EPA has identified 43 contaminants of concern spread across groundwater, soil, surface water, and soil gas. These include chlorinated solvents such as trichloroethene and tetrachloroethene, volatile organic compounds (VOCs) like benzene and toluene, heavy metals including lead and chromium, and phthalates such as bis(2-ethylhexyl)phthalate. Residential wells within 1 mile have not shown site-related contaminants.
Emergency removal actions starting in 1984 pulled about 400 drums and 64 tons of contaminated soil and debris from the property. EPA selected a formal cleanup plan in 1989 focused on pumping out contaminated groundwater, treating it through air stripping and activated carbon filtration, then reinjecting it to flush remaining contaminants from soil. Soil cleanup wrapped up in 2002. A treatability study from 2007 to 2009 tested bioremediation as an additional tool, though injected vegetable oil caused interference. Water samples from 2012 and 2013 found some contaminant levels just above cleanup thresholds. EPA has been planning a pilot study using carbon substrate injections to address remaining contamination. The cleanup approach has been refined twice through formal amendments, most recently in 2015, when a remedy component was removed and legal land-use restrictions were put in place.

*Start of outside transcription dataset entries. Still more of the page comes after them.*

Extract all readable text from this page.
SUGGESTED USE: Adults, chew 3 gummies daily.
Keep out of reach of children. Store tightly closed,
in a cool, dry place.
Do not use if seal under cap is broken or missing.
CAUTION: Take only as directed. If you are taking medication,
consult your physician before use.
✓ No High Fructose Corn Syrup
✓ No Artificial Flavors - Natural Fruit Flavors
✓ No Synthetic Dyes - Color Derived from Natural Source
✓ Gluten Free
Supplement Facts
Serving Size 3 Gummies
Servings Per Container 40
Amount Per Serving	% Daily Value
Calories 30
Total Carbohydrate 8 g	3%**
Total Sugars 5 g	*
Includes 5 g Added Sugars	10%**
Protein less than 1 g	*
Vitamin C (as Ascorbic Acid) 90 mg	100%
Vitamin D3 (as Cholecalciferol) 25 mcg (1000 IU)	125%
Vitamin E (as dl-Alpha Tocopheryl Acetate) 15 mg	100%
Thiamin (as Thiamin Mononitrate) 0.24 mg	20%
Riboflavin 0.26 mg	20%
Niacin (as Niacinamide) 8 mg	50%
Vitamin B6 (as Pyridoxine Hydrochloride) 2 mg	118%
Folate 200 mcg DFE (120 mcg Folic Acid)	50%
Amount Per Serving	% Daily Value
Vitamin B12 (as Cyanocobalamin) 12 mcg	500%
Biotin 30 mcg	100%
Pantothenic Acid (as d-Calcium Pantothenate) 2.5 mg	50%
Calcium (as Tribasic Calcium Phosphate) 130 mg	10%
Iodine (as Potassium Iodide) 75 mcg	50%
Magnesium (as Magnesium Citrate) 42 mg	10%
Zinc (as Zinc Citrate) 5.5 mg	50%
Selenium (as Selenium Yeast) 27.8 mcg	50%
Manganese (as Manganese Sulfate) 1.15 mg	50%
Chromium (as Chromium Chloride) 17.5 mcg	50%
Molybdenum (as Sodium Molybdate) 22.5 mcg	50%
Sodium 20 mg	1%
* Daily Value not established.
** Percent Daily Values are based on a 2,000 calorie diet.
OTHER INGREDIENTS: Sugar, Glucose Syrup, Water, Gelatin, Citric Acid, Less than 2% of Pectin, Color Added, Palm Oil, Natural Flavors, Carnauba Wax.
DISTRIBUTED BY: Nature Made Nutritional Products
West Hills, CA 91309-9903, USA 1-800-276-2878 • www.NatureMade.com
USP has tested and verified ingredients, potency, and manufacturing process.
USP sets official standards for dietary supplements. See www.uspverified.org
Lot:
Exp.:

The most recent five-year review, completed March 17, 2022, found the remedy protects human health and the environment in the short term. Long-term protection requires continued active management. Human exposure is currently under control, and groundwater contamination is stabilized in its original area. The site reached "sitewide ready for anticipated reuse" status on September 23, 2019, meaning cleanup goals for current and expected future land uses have been met. The site has not yet been deleted from the NPL. The next five-year review is expected between March and May 2027.
Community members can review site documents at Byron Town Hall on Townline Road, the Gillam Grant Library at 6966 West Bergan Road in Bergan, or the EPA Region 2 Superfund Records Center at 290 Broadway, 18th Floor in New York City. Questions can be directed to the two EPA staff assigned to the site.